Yahoo app targets smartphone homescreen

Yahoo has debuted an app for Android smartphones that serves up information based on where users are and what they might be interested in a given moment.

Yahoo has ramped up its move to mobile, grabbing for Android smartphone home screens with an Aviate application tuned to where people are.

Yahoo bought Aviate early this year in a deal reported to be valued at about $US80 million ($A86.56 million).

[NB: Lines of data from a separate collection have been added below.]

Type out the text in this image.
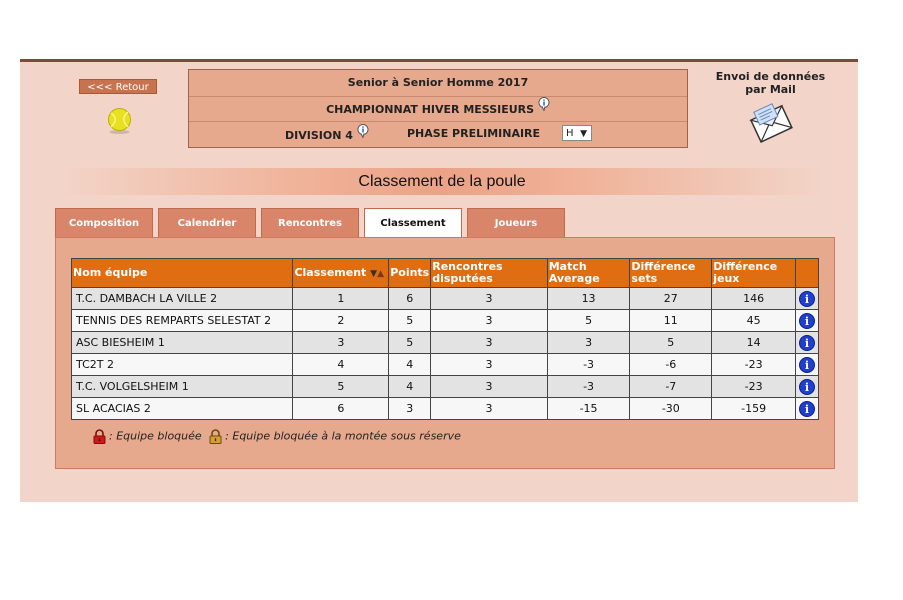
<<< Retour	Senior à Senior Homme 2017
CHAMPIONNAT HIVER MESSIEURS
DIVISION 4	PHASE PRELIMINAIRE	H ▼
Envoi de données
par Mail
Classement de la poule
Composition	Calendrier	Rencontres	Classement	Joueurs
Nom équipe	Classement ▼▲	Points	Rencontres disputées	Match Average	Différence sets	Différence jeux	
T.C. DAMBACH LA VILLE 2	1	6	3	13	27	146	i

TENNIS DES REMPARTS SELESTAT 2	2	5	3	5	11	45	i

ASC BIESHEIM 1	3	5	3	3	5	14	i

TC2T 2	4	4	3	-3	-6	-23	i

T.C. VOLGELSHEIM 1	5	4	3	-3	-7	-23	i

SL ACACIAS 2	6	3	3	-15	-30	-159	i
: Equipe bloquée : Equipe bloquée à la montée sous réserve
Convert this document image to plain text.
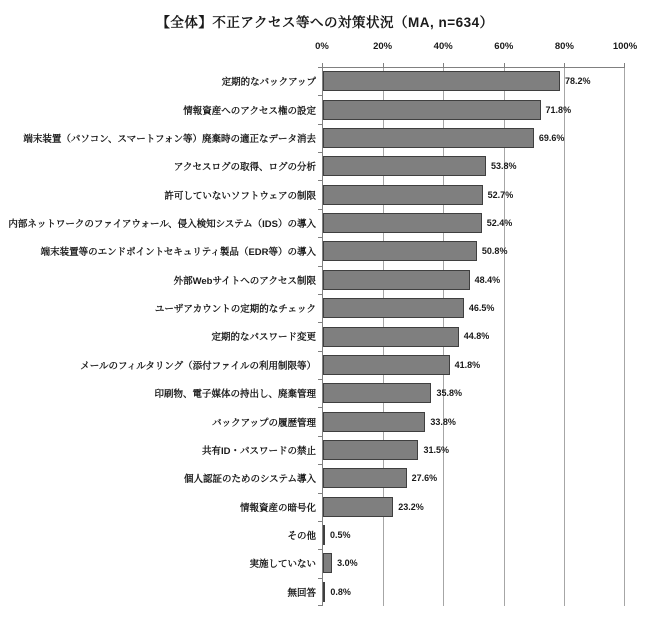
【全体】不正アクセス等への対策状況（MA, n=634）
0%	20%	40%	60%	80%	100%
78.2%
71.8%
69.6%
53.8%
52.7%
52.4%
50.8%
48.4%
46.5%
44.8%
41.8%
35.8%
33.8%
31.5%
27.6%
23.2%
0.5%
3.0%
0.8%
定期的なバックアップ
情報資産へのアクセス権の設定
端末装置（パソコン、スマートフォン等）廃棄時の適正なデータ消去
アクセスログの取得、ログの分析
許可していないソフトウェアの制限
内部ネットワークのファイアウォール、侵入検知システム（IDS）の導入
端末装置等のエンドポイントセキュリティ製品（EDR等）の導入
外部Webサイトへのアクセス制限
ユーザアカウントの定期的なチェック
定期的なパスワード変更
メールのフィルタリング（添付ファイルの利用制限等）
印刷物、電子媒体の持出し、廃棄管理
バックアップの履歴管理
共有ID・パスワードの禁止
個人認証のためのシステム導入
情報資産の暗号化
その他
実施していない
無回答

The software was subsequently honed with a test group.

An English language version of Aviate for handsets powered by Google-backed Android software made its global debut on Monday, in a move to give new prominence to Yahoo on the smartphone.

"We created Aviate to connect you with the information you need at the moment it's useful," Aviate founder and Yahoo product manager Mark Daiss said in a Tumblr post on Monday.

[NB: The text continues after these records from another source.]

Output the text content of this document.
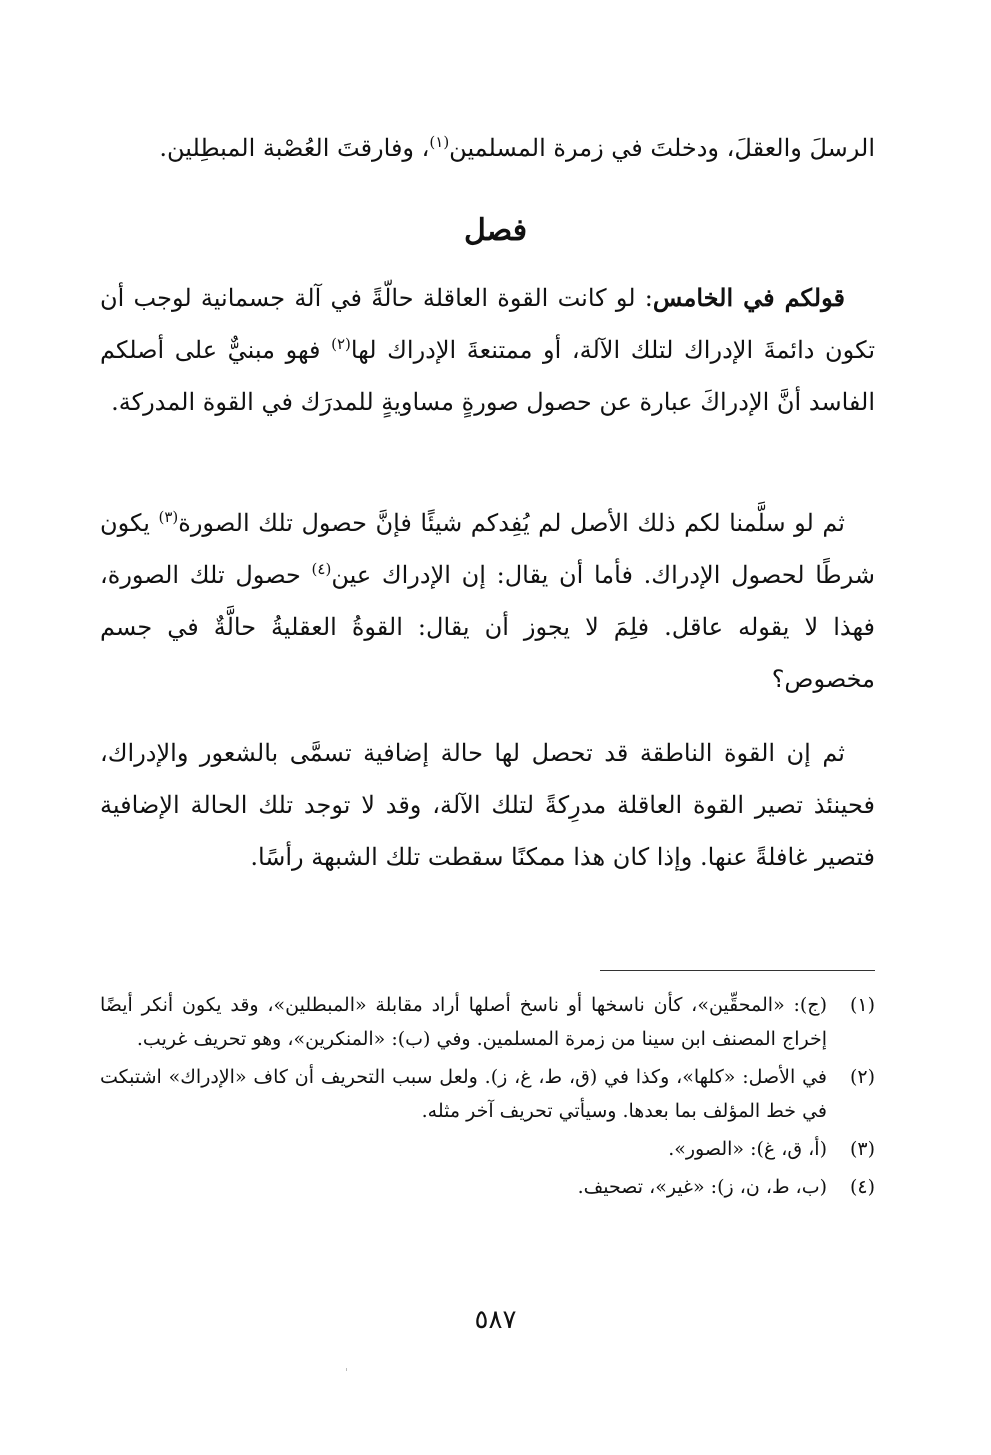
الرسلَ والعقلَ، ودخلتَ في زمرة المسلمين$^{(١)}$، وفارقتَ العُصْبة المبطِلين.
فصل
قولكم في الخامس: لو كانت القوة العاقلة حالّةً في آلة جسمانية لوجب أن تكون دائمةَ الإدراك لتلك الآلة، أو ممتنعةَ الإدراك لها$^{(٢)}$ فهو مبنيٌّ على أصلكم الفاسد أنَّ الإدراكَ عبارة عن حصول صورةٍ مساويةٍ للمدرَك في القوة المدركة.
ثم لو سلَّمنا لكم ذلك الأصل لم يُفِدكم شيئًا فإنَّ حصول تلك الصورة$^{(٣)}$ يكون شرطًا لحصول الإدراك. فأما أن يقال: إن الإدراك عين$^{(٤)}$ حصول تلك الصورة، فهذا لا يقوله عاقل. فلِمَ لا يجوز أن يقال: القوةُ العقليةُ حالَّةٌ في جسم مخصوص؟
ثم إن القوة الناطقة قد تحصل لها حالة إضافية تسمَّى بالشعور والإدراك، فحينئذ تصير القوة العاقلة مدرِكةً لتلك الآلة، وقد لا توجد تلك الحالة الإضافية فتصير غافلةً عنها. وإذا كان هذا ممكنًا سقطت تلك الشبهة رأسًا.
(١)
(ج): «المحقِّين»، كأن ناسخها أو ناسخ أصلها أراد مقابلة «المبطلين»، وقد يكون أنكر أيضًا إخراج المصنف ابن سينا من زمرة المسلمين. وفي (ب): «المنكرين»، وهو تحريف غريب.
(٢)
في الأصل: «كلها»، وكذا في (ق، ط، غ، ز). ولعل سبب التحريف أن كاف «الإدراك» اشتبكت في خط المؤلف بما بعدها. وسيأتي تحريف آخر مثله.
(٣)
(أ، ق، غ): «الصور».
(٤)
(ب، ط، ن، ز): «غير»، تصحيف.
٥٨٧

"Yahoo Aviate simplifies everything about your phone."

The Aviate application available at Google Play online shop is touted as creating an "intelligent home screen" that serves up applications or information based on where users are and what they might be most interested in a given moment.

"It starts with a clean, new layout and apps automatically organised for you," Daiss said.

"But it's not just about making your phone simpler - Aviate also makes your phone smarter by offering intelligent information throughout your day."

The Aviate release comes as part of a campaign by Yahoo chief executive Marissa Mayer to revitalise the faded internet firm as a premier digital content company at the heart of people's daily routines in the mobile age.

"At the end of the day, Yahoo is trying to be a content site again; really connect you back to the content you want to read, watch, and enjoy," said analyst Rob Enderle of Enderle Group in Silicon Valley.

"It is like next-generation TV on steroids."

To succeed, Yahoo needs to seize control of smartphone screens and put its content, along with money-making advertising, at the centre of experiences on mobile devices, according to the analyst.

Online retail titan Amazon last week made a move in the same direction by unveiling Fire smartphone infused with software tightly tied to its online offerings.

Amazon founder Jeff Bezos unveiled the device, Amazon's first smartphone of its own, which has a 4.7-inch display, a high-definition camera and Amazon's free help service.

The phone also ties in to Amazon's vast array of other offerings, serving as a platform for digital content such as books, films and music and connecting users to the firm's cloud storage.